La verdad es que el mocoso no iba mal desencaminado. Me había divorciado hacía apenas unos meses y, perdido o no, me costaba horrores hablar de ello. Él, en cambio, no paraba.

—No se preocupe. Le sucede a cualquiera, todos los días. O eso dice mi madre. A mí también me ha pasado.

De pronto sentí curiosidad.

—¿Ah, sí? ¿Cuándo?

—En una excursión, hace dos años, durante el viaje de fin de curso. Estábamos cenando y la chica que me gustaba se sentó justo enfrente de mí. Se sirvió agua y me ofreció. Le dije que no, que no quería. Al cabo de un rato fui yo quien cogió la jarra. Pero ya era tarde, estaba bebiendo Fanta. O tal vez Coca-Cola. No lo recuerdo bien. Después me sentí fatal, apenas dormí esa noche. Luego, al cabo del tiempo, lo olvidé… ¿Me comprende?

Y, de un respingo, sin previo aviso, se levantó enérgicamente.

—Es mi parada. Hoy empiezo a ir a inglés.

No tenía diez años. Si no me falla la memoria, justo acababa de cumplir once.

—Me gusta su pelo —dijo—. Ojalá algún día me lo pueda dejar yo también largo.

—Me lo voy a cortar —dije.

—Como quiera. A mí me seguirá gustando.

Enfiló la puerta y salió al andén. Buscó la salida y, sin echar la vista atrás, sin despedirse, desapareció.
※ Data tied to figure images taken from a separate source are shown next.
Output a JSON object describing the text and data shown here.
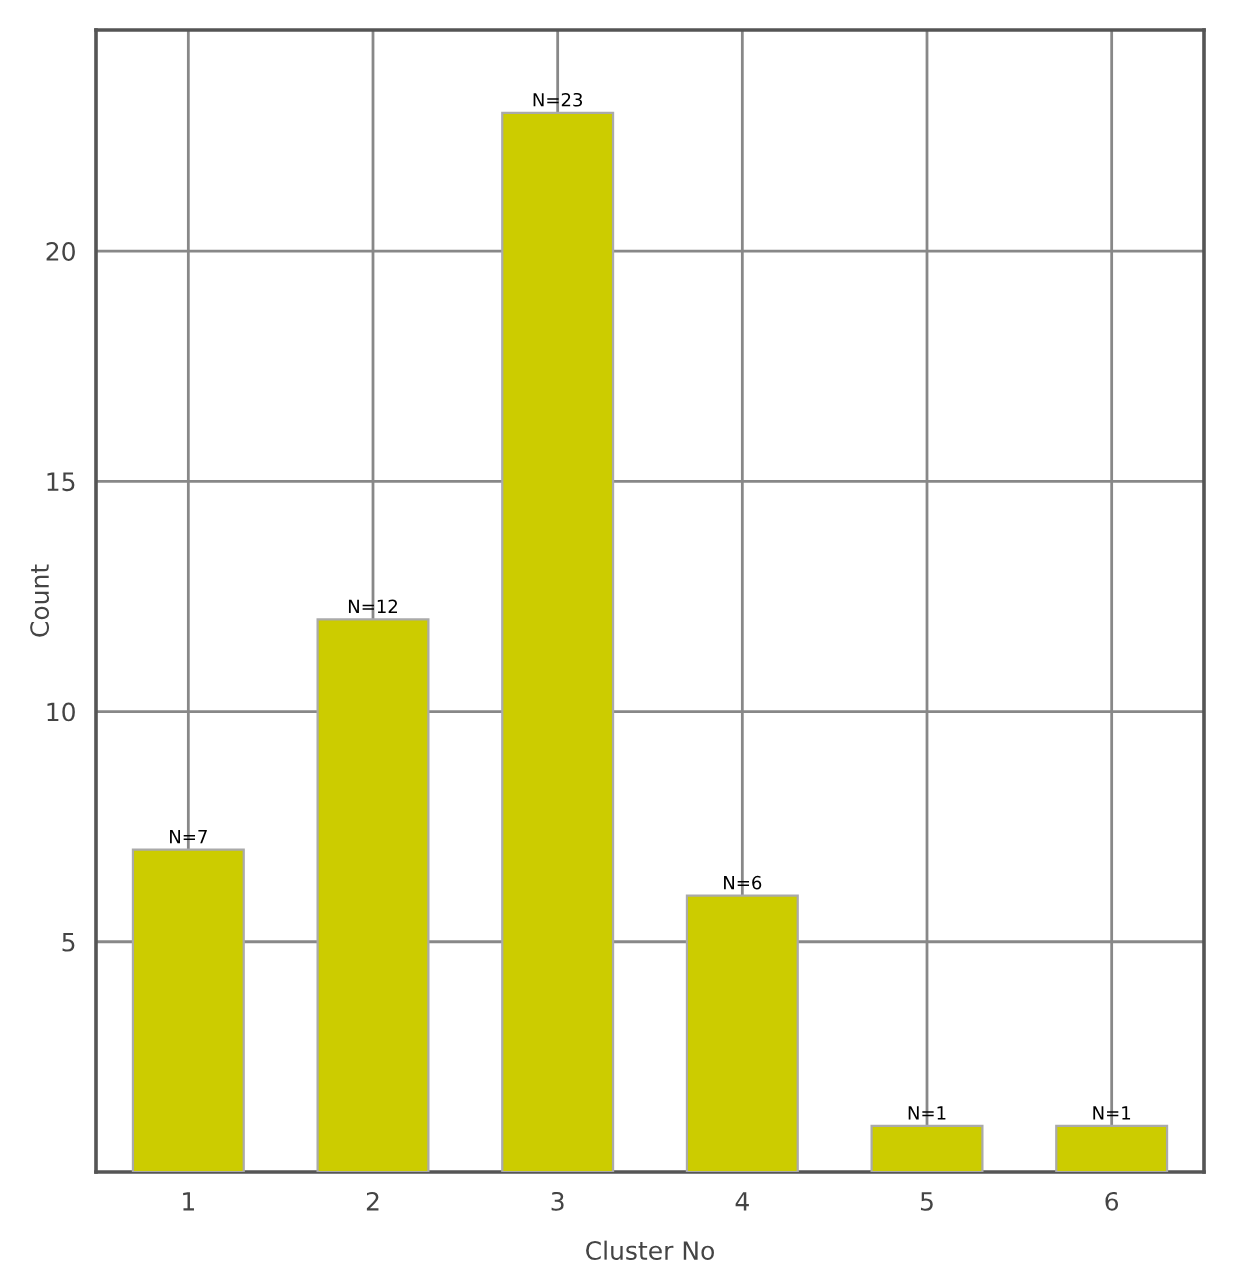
{
  "chart_data": {
    "type": "bar",
    "xlabel": "Cluster No",
    "ylabel": "Count",
    "categories": [
      "1",
      "2",
      "3",
      "4",
      "5",
      "6"
    ],
    "values": [
      7,
      12,
      23,
      6,
      1,
      1
    ],
    "color": "#cccc00",
    "value_labels": [
      "N=7",
      "N=12",
      "N=23",
      "N=6",
      "N=1",
      "N=1"
    ],
    "ylim": [
      0,
      24.8
    ],
    "yticks": [
      5,
      10,
      15,
      20
    ],
    "grid": true,
    "legend": false
  }
}
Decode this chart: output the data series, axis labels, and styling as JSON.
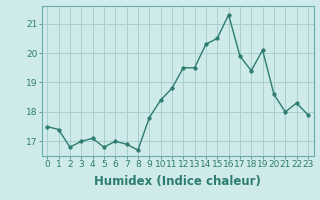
{
  "x": [
    0,
    1,
    2,
    3,
    4,
    5,
    6,
    7,
    8,
    9,
    10,
    11,
    12,
    13,
    14,
    15,
    16,
    17,
    18,
    19,
    20,
    21,
    22,
    23
  ],
  "y": [
    17.5,
    17.4,
    16.8,
    17.0,
    17.1,
    16.8,
    17.0,
    16.9,
    16.7,
    17.8,
    18.4,
    18.8,
    19.5,
    19.5,
    20.3,
    20.5,
    21.3,
    19.9,
    19.4,
    20.1,
    18.6,
    18.0,
    18.3,
    17.9
  ],
  "line_color": "#2d7d6e",
  "marker": "o",
  "marker_size": 2.5,
  "line_width": 1.0,
  "bg_color": "#ceeaea",
  "grid_color": "#aacece",
  "xlabel": "Humidex (Indice chaleur)",
  "ylim": [
    16.5,
    21.6
  ],
  "xlim": [
    -0.5,
    23.5
  ],
  "yticks": [
    17,
    18,
    19,
    20,
    21
  ],
  "xtick_labels": [
    "0",
    "1",
    "2",
    "3",
    "4",
    "5",
    "6",
    "7",
    "8",
    "9",
    "10",
    "11",
    "12",
    "13",
    "14",
    "15",
    "16",
    "17",
    "18",
    "19",
    "20",
    "21",
    "22",
    "23"
  ],
  "tick_fontsize": 6.5,
  "xlabel_fontsize": 8.5,
  "spine_color": "#6aacac",
  "tick_color": "#2d7d6e"
}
El tren volvió a ponerse en marcha, se metió en un túnel, y yo sonreí tristemente.

Él aún estaría nueve años yendo y viniendo de inglés, conocería a otras chicas que también le darían calabazas, la conocería a ella, se enamoraría. Y durante todo ese tiempo llevaría puesta una coleta.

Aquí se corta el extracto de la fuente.